These are the principles that define Conservation Without Conflict’s collaborative work and that bind coalition members together in a common purpose. Coalition members have diverse purposes, goals, and opinions, but they coalesce around the vision, mission, and operating principles of the Coalition. Coalition members agree to support and implement the following principles within their own organizations and in their work with other partners.
This coalition supports the transformative change toward voluntary collaboration that is emerging in the way we achieve wildlife conservation on working lands. An enduring culture change is necessary to establish trust and make voluntary collaboration the preferred approach that government, landowners, industry, conservation groups, and society use to balance the goals of conserving wildlife and keeping working lands working.
Voluntary collaboration promotes a fundamental balance of mutual gain across all partners, leading to effective wildlife conservation on the ground while respecting the needs of landowners and communities. Regulatory approaches are sometimes necessary and appropriate, but voluntary and collaborative tools should be the preferred modes for achieving wildlife conservation on working lands.
Coalition members work in partnership to achieve shared goals and to build enduring trust among those that have historically worked in silos, or even in conflict with one another.
We represent a broad range of groups, united in our common conservation interests and goals, a sense of good stewardship, our support for working lands, and our collective desire to pass our lands, wildlife, and the natural world on to successive generations.

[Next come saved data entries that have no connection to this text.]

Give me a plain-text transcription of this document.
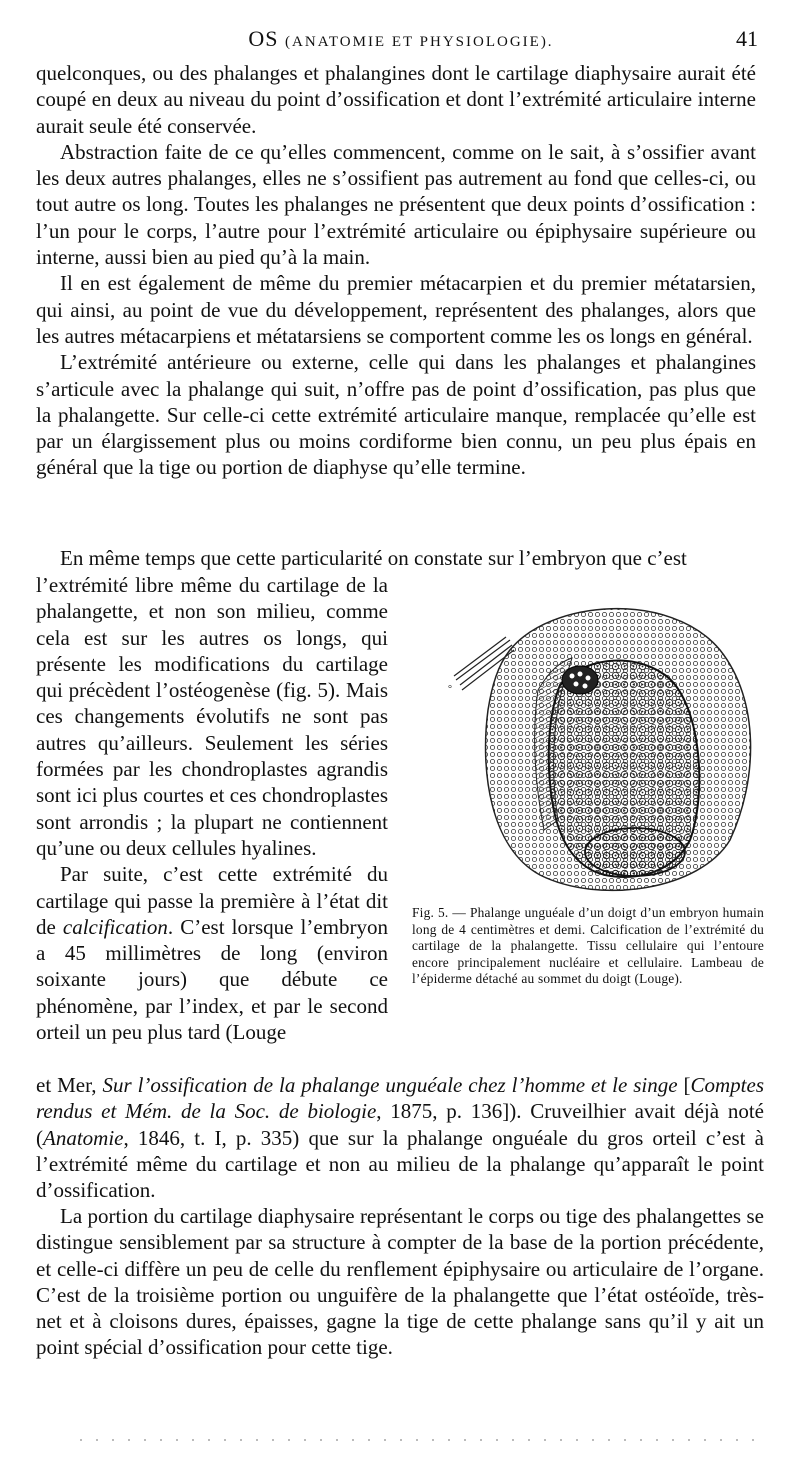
OS (ANATOMIE ET PHYSIOLOGIE).	41

quelconques, ou des phalanges et phalangines dont le cartilage diaphysaire aurait été coupé en deux au niveau du point d’ossification et dont l’extrémité articulaire interne aurait seule été conservée.

Abstraction faite de ce qu’elles commencent, comme on le sait, à s’ossifier avant les deux autres phalanges, elles ne s’ossifient pas autrement au fond que celles-ci, ou tout autre os long. Toutes les phalanges ne présentent que deux points d’ossification : l’un pour le corps, l’autre pour l’extrémité articulaire ou épiphysaire supérieure ou interne, aussi bien au pied qu’à la main.

Il en est également de même du premier métacarpien et du premier métatarsien, qui ainsi, au point de vue du développement, représentent des phalanges, alors que les autres métacarpiens et métatarsiens se comportent comme les os longs en général.

L’extrémité antérieure ou externe, celle qui dans les phalanges et phalangines s’articule avec la phalange qui suit, n’offre pas de point d’ossification, pas plus que la phalangette. Sur celle-ci cette extrémité articulaire manque, remplacée qu’elle est par un élargissement plus ou moins cordiforme bien connu, un peu plus épais en général que la tige ou portion de diaphyse qu’elle termine.

En même temps que cette particularité on constate sur l’embryon que c’est

l’extrémité libre même du cartilage de la phalangette, et non son milieu, comme cela est sur les autres os longs, qui présente les modifications du cartilage qui précèdent l’ostéogenèse (fig. 5). Mais ces changements évolutifs ne sont pas autres qu’ailleurs. Seulement les séries formées par les chondroplastes agrandis sont ici plus courtes et ces chondroplastes sont arrondis ; la plupart ne contiennent qu’une ou deux cellules hyalines.

Par suite, c’est cette extrémité du cartilage qui passe la première à l’état dit de calcification. C’est lorsque l’embryon a 45 millimètres de long (environ soixante jours) que débute ce phénomène, par l’index, et par le second orteil un peu plus tard (Louge

°
Fig. 5. — Phalange unguéale d’un doigt d’un embryon humain long de 4 centimètres et demi. Calcification de l’extrémité du cartilage de la phalangette. Tissu cellulaire qui l’entoure encore principalement nucléaire et cellulaire. Lambeau de l’épiderme détaché au sommet du doigt (Louge).

et Mer, Sur l’ossification de la phalange unguéale chez l’homme et le singe [Comptes rendus et Mém. de la Soc. de biologie, 1875, p. 136]). Cruveilhier avait déjà noté (Anatomie, 1846, t. I, p. 335) que sur la phalange onguéale du gros orteil c’est à l’extrémité même du cartilage et non au milieu de la phalange qu’apparaît le point d’ossification.

La portion du cartilage diaphysaire représentant le corps ou tige des phalangettes se distingue sensiblement par sa structure à compter de la base de la portion précédente, et celle-ci diffère un peu de celle du renflement épiphysaire ou articulaire de l’organe. C’est de la troisième portion ou unguifère de la phalangette que l’état ostéoïde, très-net et à cloisons dures, épaisses, gagne la tige de cette phalange sans qu’il y ait un point spécial d’ossification pour cette tige.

The coalition is deeply committed to welcoming and incorporating the perspectives and engagement of all entities, groups, and individuals, including underserved and underrepresented interests. We believe that the more diverse our coalition becomes, the more progress we will make toward finding and implementing sustainable, scalable, and equitable solutions. Working lands are those that provide goods and services for society. Our broad definition of “working lands” encompasses landscapes from forests, farms, and ranches to infrastructure corridors, military installations, public lands, tribal lands, urban landscapes, and more.

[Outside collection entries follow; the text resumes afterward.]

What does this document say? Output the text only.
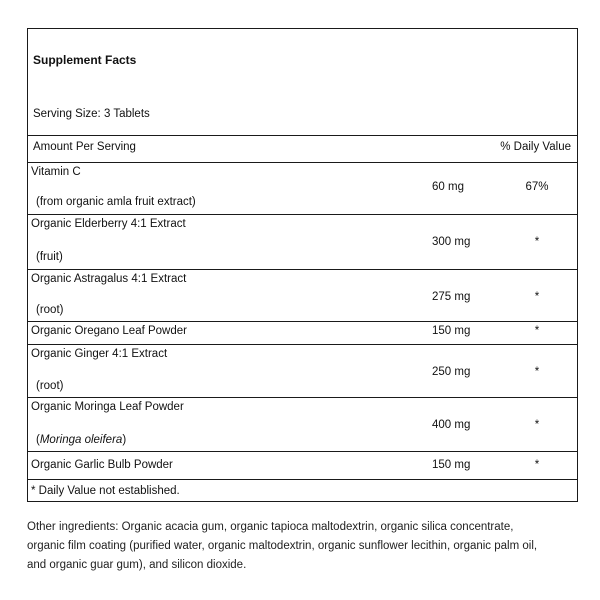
Supplement Facts
Serving Size: 3 Tablets
Amount Per Serving	% Daily Value
Vitamin C
(from organic amla fruit extract)
60 mg	67%
Organic Elderberry 4:1 Extract
(fruit)
300 mg	*
Organic Astragalus 4:1 Extract
(root)
275 mg	*
Organic Oregano Leaf Powder	150 mg	*
Organic Ginger 4:1 Extract
(root)
250 mg	*
Organic Moringa Leaf Powder
(Moringa oleifera)
400 mg	*
Organic Garlic Bulb Powder	150 mg	*
* Daily Value not established.

Other ingredients: Organic acacia gum, organic tapioca maltodextrin, organic silica concentrate,

organic film coating (purified water, organic maltodextrin, organic sunflower lecithin, organic palm oil,

and organic guar gum), and silicon dioxide.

Our work is rooted in sound, data-driven science, citizen science, and local and traditional knowledge and experience, providing concrete outcomes for wildlife and habitats while meeting the socioeconomic and cultural needs of landowners, managers, and communities. Existing tools should be used and incentivized more broadly, and innovative tools should be developed to generate shared solutions to conservation challenges on working lands.

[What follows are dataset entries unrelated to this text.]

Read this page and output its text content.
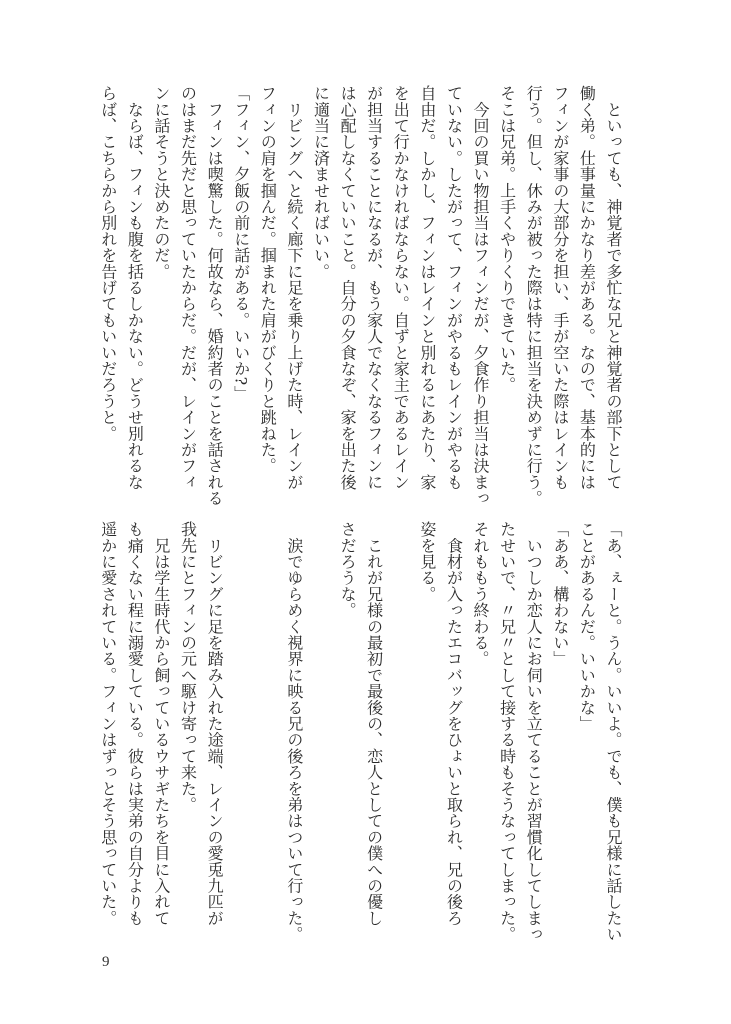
　といっても、神覚者で多忙な兄と神覚者の部下として
働く弟。仕事量にかなり差がある。なので、基本的には
フィンが家事の大部分を担い、手が空いた際はレインも
行う。但し、休みが被った際は特に担当を決めずに行う。
そこは兄弟。上手くやりくりできていた。
　今回の買い物担当はフィンだが、夕食作り担当は決まっ
ていない。したがって、フィンがやるもレインがやるも
自由だ。しかし、フィンはレインと別れるにあたり、家
を出て行かなければならない。自ずと家主であるレイン
が担当することになるが、もう家人でなくなるフィンに
は心配しなくていいこと。自分の夕食なぞ、家を出た後
に適当に済ませればいい。
　リビングへと続く廊下に足を乗り上げた時、レインが
フィンの肩を掴んだ。掴まれた肩がびくりと跳ねた。
「フィン、夕飯の前に話がある。いいか?」
　フィンは喫驚した。何故なら、婚約者のことを話される
のはまだ先だと思っていたからだ。だが、レインがフィ
ンに話そうと決めたのだ。
　ならば、フィンも腹を括るしかない。どうせ別れるな
らば、こちらから別れを告げてもいいだろうと。
「あ、ぇーと。うん。いいよ。でも、僕も兄様に話したい
ことがあるんだ。いいかな」
「ああ、構わない」
　いつしか恋人にお伺いを立てることが習慣化してしまっ
たせいで、〃兄〃として接する時もそうなってしまった。
それももう終わる。
　食材が入ったエコバッグをひょいと取られ、兄の後ろ
姿を見る。

　これが兄様の最初で最後の、恋人としての僕への優し
さだろうな。

　涙でゆらめく視界に映る兄の後ろを弟はついて行った。

　リビングに足を踏み入れた途端、レインの愛兎九匹が
我先にとフィンの元へ駆け寄って来た。
　兄は学生時代から飼っているウサギたちを目に入れて
も痛くない程に溺愛している。彼らは実弟の自分よりも
遥かに愛されている。フィンはずっとそう思っていた。
9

Landowners and land managers of working landscapes support healthy ecosystems that provide value back to people and communities, all while trying to achieve and maintain economic viability. These landowners and managers should be acknowledged for the socioeconomic, cultural, and ecological benefits they provide to America and its wildlife. Incentivizing conservation, minimizing regulatory and economic liabilities, and maximizing long-term predictability through assurances and regulatory certainty allows landowners and managers to successfully balance competing goals while keeping working lands working.
To achieve the scale required to meet today’s challenges, this coalition combines and coordinates complementary efforts to achieve enduring conservation at scale across the nation. Voluntary and collaborative conservation that keeps working lands working will lead to more sustainable and durable outcomes than a narrow reliance on regulatory approaches alone.
Creative exploration of the flexibilities within the existing framework of the Endangered Species Act and other statutes and programs will expand opportunities for voluntary collaboration to conserve listed, at-risk, and common wildlife species on working lands.